As to the high school portrayed above, that is the Lincoln, Nebraska high school, built in 1873. Historian James McKee says that "the trees, it was quickly pointed out, were not for shade or decoration. In the parents' haste to locate the school, they had chosen a site so far to the east of the city that a green belt was needed to protect the building from prairie fires ... Well into the next decade many parents would not allow their children to walk to school in winter for fear that they might be attacked by wild animals." 

Honestly, the more I learn about "the good old days," the happier I am that all I do is write about them.



  1. This is so interesting! I don't know how you get any writing done with the research it takes - especially when the research is so fascinating! Thanks for providing the definitions. It saved me the embarrassment of having to ask - or (gasp) look them up myself! :) I agree with you. The good old days seem romantic, simple and wonderful, until I remember they had no indoor plumbing...
    In all seriousness, I wanted to tell you both how much I enjoy this blog. It takes work to keep it up and your efforts are appreciated.
    Jan in Nebraska

  2. Thank you, Jan. And you're right about the research sometimes taking over. I remember spending two hours trying to find out what a backyard water well looked like in Colonial times. All for a sentence or two in my book. But the rabbit-trails are very interesting.

  3. Thanks, Jan. Honestly I love the research so much that I find myself in a bind with deadlines sometimes because I've been compiling research instead of writing fiction. Somehow it all works out in spite of me. Thank you for your kind words. They mean more than you know!

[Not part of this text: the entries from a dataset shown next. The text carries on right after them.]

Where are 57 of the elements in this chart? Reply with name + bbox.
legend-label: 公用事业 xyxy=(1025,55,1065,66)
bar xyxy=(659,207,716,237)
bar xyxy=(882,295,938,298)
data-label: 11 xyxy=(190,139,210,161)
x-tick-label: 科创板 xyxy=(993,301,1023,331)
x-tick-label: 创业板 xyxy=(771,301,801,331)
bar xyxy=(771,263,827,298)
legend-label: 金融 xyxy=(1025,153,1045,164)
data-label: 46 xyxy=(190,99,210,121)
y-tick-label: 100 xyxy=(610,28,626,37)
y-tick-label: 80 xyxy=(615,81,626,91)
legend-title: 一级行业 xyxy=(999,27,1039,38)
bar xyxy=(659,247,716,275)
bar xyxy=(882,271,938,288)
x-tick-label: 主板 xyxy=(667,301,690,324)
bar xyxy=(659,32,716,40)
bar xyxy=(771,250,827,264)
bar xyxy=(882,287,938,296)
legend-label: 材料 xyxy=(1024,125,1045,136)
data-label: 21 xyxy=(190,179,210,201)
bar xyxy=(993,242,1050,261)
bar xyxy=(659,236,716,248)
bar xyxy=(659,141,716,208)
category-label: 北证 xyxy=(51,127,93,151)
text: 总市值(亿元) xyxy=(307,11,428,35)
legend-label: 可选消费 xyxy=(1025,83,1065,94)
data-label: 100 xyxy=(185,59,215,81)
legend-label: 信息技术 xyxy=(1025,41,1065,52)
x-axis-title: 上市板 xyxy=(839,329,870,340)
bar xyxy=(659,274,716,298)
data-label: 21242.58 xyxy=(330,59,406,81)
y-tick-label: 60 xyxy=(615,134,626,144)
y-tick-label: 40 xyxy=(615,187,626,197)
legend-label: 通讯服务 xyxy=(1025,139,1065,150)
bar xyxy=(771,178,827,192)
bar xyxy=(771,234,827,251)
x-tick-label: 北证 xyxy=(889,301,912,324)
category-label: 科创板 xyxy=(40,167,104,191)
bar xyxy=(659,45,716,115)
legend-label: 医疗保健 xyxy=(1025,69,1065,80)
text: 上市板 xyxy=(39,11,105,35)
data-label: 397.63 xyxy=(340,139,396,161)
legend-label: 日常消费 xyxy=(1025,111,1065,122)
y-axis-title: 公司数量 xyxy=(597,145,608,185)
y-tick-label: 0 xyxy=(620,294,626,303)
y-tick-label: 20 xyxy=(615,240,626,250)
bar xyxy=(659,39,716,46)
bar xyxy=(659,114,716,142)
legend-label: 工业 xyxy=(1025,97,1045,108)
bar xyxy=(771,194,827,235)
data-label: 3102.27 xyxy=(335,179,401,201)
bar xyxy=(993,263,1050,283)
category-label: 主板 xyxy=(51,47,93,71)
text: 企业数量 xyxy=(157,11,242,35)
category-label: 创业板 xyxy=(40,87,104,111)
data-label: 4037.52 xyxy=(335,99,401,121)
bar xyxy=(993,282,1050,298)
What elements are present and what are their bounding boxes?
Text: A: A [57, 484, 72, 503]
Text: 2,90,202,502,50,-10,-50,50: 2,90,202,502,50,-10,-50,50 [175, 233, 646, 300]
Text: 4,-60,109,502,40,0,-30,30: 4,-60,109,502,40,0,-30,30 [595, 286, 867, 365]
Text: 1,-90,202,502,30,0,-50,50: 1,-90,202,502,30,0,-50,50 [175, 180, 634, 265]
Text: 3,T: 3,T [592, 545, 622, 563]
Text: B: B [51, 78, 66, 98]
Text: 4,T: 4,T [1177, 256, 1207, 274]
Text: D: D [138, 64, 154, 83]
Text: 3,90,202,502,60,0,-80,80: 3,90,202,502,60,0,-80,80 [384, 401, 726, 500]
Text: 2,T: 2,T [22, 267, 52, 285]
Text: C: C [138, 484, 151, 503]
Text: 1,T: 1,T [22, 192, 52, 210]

  4. Fascinating! I read that list of studies to my junior in high school and was glad he didn't ask me what those classes were. I was SO thankful when I read on and you supplied the answers :)

    I just found this blog today but I will definitely be coming back again and again!

  5. I have to inform my fellow blogger, Stephanie, that this blog of hers is our 100th blog! That's a lot of historical tidbits!

  6. Wow. Time flies. I know that I speak for both Nancy and myself when I say thanks to everyone who lets us know that we aren't sending these into empty air. Your feedback is invaluable.